Most people seem to agree that physical pain isn’t always suffering. For example, working out produces physical pain that many people describe as enjoyable because of the context that the exerciser puts around the activity.It is rational to undergo painful surgery to address a medical problem, and adults can reach a level of sophistication where they accept the painful process of surgery and recovery in order to gain something longer term. People who cultivate a mindset that contextualizes and abstracts away from their own suffering are even more “sophisticated” in a certain sense, and I would consider the pain from this surgery to be less morally objectionable than the same pain without the context. Infants never contextualize suffering. It seems plausible that they don’t clearly distinguish between different levels of suffering either—for young enough infants, cold from a diaper change gets the same level of reaction as receiving a shot, or even undergoing a more major surgery. The length of time is arguably morally relevant, but they don’t appreciate the difference between a minor short term pain or discomfort and a more major, longer term one.

Young children are able to contextualize their suffering, and by age one-and-a-half, my kids could understand that diaper changes are unpleasant for them, but they would (usually) volunteer to undergo them because they were aware that they would be happier with a new diaper. As children age, they become more able to appreciate this.On the other hand, in some sense the pain undergone by a five- or six- year old is worse than that undergone by an infant. They anticipate it, remember it, and are affected by it much more than a much younger child. Adults do the same—but there is a trade-off between the sophistication of context and the increased pain from imagination, memory, and cognitive appreciation of pain. I think it is clear from both my memory and my perception of my children that there are more intense feelings that occur in kids than adults.

Animals

Frans de Waal makes a clear case that humanity historically underestimates the suffering of animals. Catia Faria suggests that “all sentient individuals, including nonhuman animals, are morally considerable, irrespective of their species or other alleged species-specific attributes.” Even simple animals almost certainly experience what we think of as pain. Lizards and birds suffer when injured. Insects seem to experience and avoid pain as well—though at some point it is less clear exactly how much of their experience is actually “experience” in a morally relevant sense.

It seems, however, that suffering as a morally relevant concept has some lower bound, and the focus on “sentience” becomes critical.
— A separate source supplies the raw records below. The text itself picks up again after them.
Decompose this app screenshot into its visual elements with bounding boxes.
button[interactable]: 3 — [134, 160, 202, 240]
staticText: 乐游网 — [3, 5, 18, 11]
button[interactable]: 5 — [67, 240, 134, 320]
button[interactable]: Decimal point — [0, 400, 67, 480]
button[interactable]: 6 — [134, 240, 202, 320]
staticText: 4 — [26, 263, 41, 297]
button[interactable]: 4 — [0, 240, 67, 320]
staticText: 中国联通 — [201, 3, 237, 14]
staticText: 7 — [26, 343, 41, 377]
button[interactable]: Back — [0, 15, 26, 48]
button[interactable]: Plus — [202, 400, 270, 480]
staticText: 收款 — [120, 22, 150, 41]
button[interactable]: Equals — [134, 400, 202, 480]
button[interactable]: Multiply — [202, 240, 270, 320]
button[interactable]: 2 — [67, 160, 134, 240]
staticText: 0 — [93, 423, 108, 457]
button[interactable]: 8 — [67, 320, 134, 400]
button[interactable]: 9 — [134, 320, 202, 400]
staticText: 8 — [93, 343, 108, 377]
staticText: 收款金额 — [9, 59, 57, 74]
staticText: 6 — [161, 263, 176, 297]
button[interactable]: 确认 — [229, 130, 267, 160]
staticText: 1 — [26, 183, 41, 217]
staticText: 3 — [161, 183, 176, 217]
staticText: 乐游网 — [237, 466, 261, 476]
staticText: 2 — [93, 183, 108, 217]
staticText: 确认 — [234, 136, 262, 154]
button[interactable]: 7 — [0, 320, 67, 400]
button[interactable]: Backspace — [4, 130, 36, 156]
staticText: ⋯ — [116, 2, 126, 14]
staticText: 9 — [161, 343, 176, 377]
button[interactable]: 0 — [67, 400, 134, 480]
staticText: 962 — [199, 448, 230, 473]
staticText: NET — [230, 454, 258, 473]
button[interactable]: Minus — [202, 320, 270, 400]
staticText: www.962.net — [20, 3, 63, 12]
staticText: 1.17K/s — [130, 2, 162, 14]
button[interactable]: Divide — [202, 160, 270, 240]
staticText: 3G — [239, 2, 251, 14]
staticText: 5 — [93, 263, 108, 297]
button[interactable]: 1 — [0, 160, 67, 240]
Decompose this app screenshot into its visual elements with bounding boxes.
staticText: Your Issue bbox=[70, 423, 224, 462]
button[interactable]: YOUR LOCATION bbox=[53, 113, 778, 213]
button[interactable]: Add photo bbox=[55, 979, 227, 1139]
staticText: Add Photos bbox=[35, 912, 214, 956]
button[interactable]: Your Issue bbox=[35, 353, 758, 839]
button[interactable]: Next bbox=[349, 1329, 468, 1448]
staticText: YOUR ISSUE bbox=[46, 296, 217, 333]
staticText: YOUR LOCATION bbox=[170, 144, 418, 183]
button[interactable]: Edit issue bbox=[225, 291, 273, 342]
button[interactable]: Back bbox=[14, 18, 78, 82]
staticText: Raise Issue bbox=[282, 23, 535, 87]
Clearly non-conscious bacteria, reinforcement learning systems below a certain complexity, and similarly simple systems seem to have near-zero moral weight—because what they experience is not normally understood as suffering. As sophistication reduces past a certain point, the moral relevance of each animal falls. (I am not discussing the aggregate amount of total pain suffered, nor am I advocating anything like certainty about where this line lies. I’d suggest that moral responsibility seems to advocate for a precautionary principle in this regard.)
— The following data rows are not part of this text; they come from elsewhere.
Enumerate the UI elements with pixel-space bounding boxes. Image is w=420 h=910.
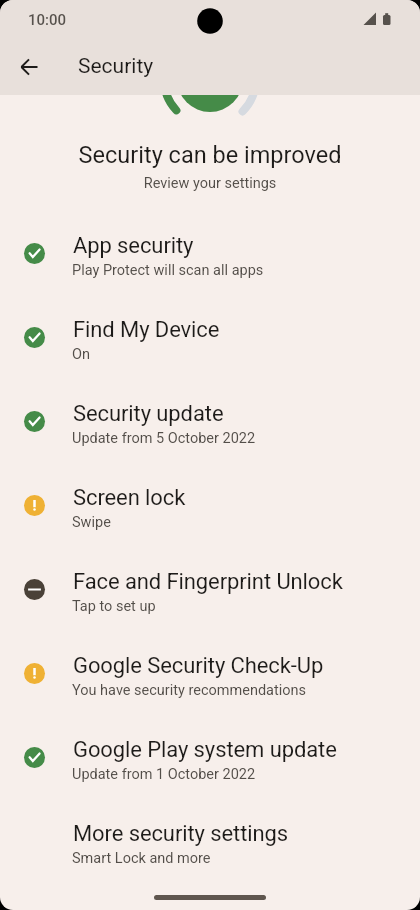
staticText: Google Security Check-Up bbox=[73, 653, 324, 679]
staticText: 10:00 bbox=[28, 11, 67, 29]
button[interactable]: Face and Fingerprint Unlock bbox=[0, 547, 420, 631]
staticText: More security settings bbox=[73, 821, 289, 847]
staticText: Security update bbox=[73, 401, 224, 427]
button[interactable]: Find My Device bbox=[0, 295, 420, 379]
button[interactable]: Back bbox=[11, 49, 47, 85]
staticText: Smart Lock and more bbox=[72, 850, 211, 867]
staticText: Update from 1 October 2022 bbox=[72, 766, 256, 783]
button[interactable]: Screen lock bbox=[0, 463, 420, 547]
staticText: You have security recommendations bbox=[72, 682, 307, 699]
staticText: Security can be improved bbox=[0, 141, 420, 169]
button[interactable]: More security settings bbox=[0, 799, 420, 883]
staticText: Google Play system update bbox=[73, 737, 337, 763]
staticText: Face and Fingerprint Unlock bbox=[73, 569, 343, 595]
staticText: Swipe bbox=[72, 514, 111, 531]
staticText: Review your settings bbox=[0, 175, 420, 192]
staticText: On bbox=[72, 346, 90, 363]
button[interactable]: Google Security Check-Up bbox=[0, 631, 420, 715]
staticText: Play Protect will scan all apps bbox=[72, 262, 264, 279]
staticText: Update from 5 October 2022 bbox=[72, 430, 256, 447]
staticText: App security bbox=[73, 233, 194, 259]
staticText: Tap to set up bbox=[72, 598, 156, 615]
staticText: Security bbox=[78, 54, 154, 79]
button[interactable]: App security bbox=[0, 211, 420, 295]
button[interactable]: Google Play system update bbox=[0, 715, 420, 799]
staticText: Find My Device bbox=[73, 317, 220, 343]
button[interactable]: Security update bbox=[0, 379, 420, 463]
staticText: Screen lock bbox=[73, 485, 186, 511]
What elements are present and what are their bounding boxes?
As we move towards more complex animals, we start to see more clearly relevant pain. More than that, the pain seems to have increasing moral weight. Temple Grandin and Catherine Johnson argue in “Animals in Translation” that (some) animals feel fear, and this seems to match our (potentially unreliable) intuition that higher mammals that can plan and reason about the future also can anticipate fear. In a very real sense, they suffer more than adult humans, because they have almost no control over their environment.

Conclusion

I would not advocate measurement of importance of suffering, but there are real implications to the potential for convexity. Most of these are unsurprising for effective altruists—animals are at least potentially more morally relevant than humans, and mitigating suffering means we should focus on reducing experienced suffering, rather than increasing life spans. As a perhaps more esoteric consequence, it argues that increasing intelligence may reduce morally relevant pain—and therefore parts of the far future where there has been an intelligence explosion are less morally relevant than the present.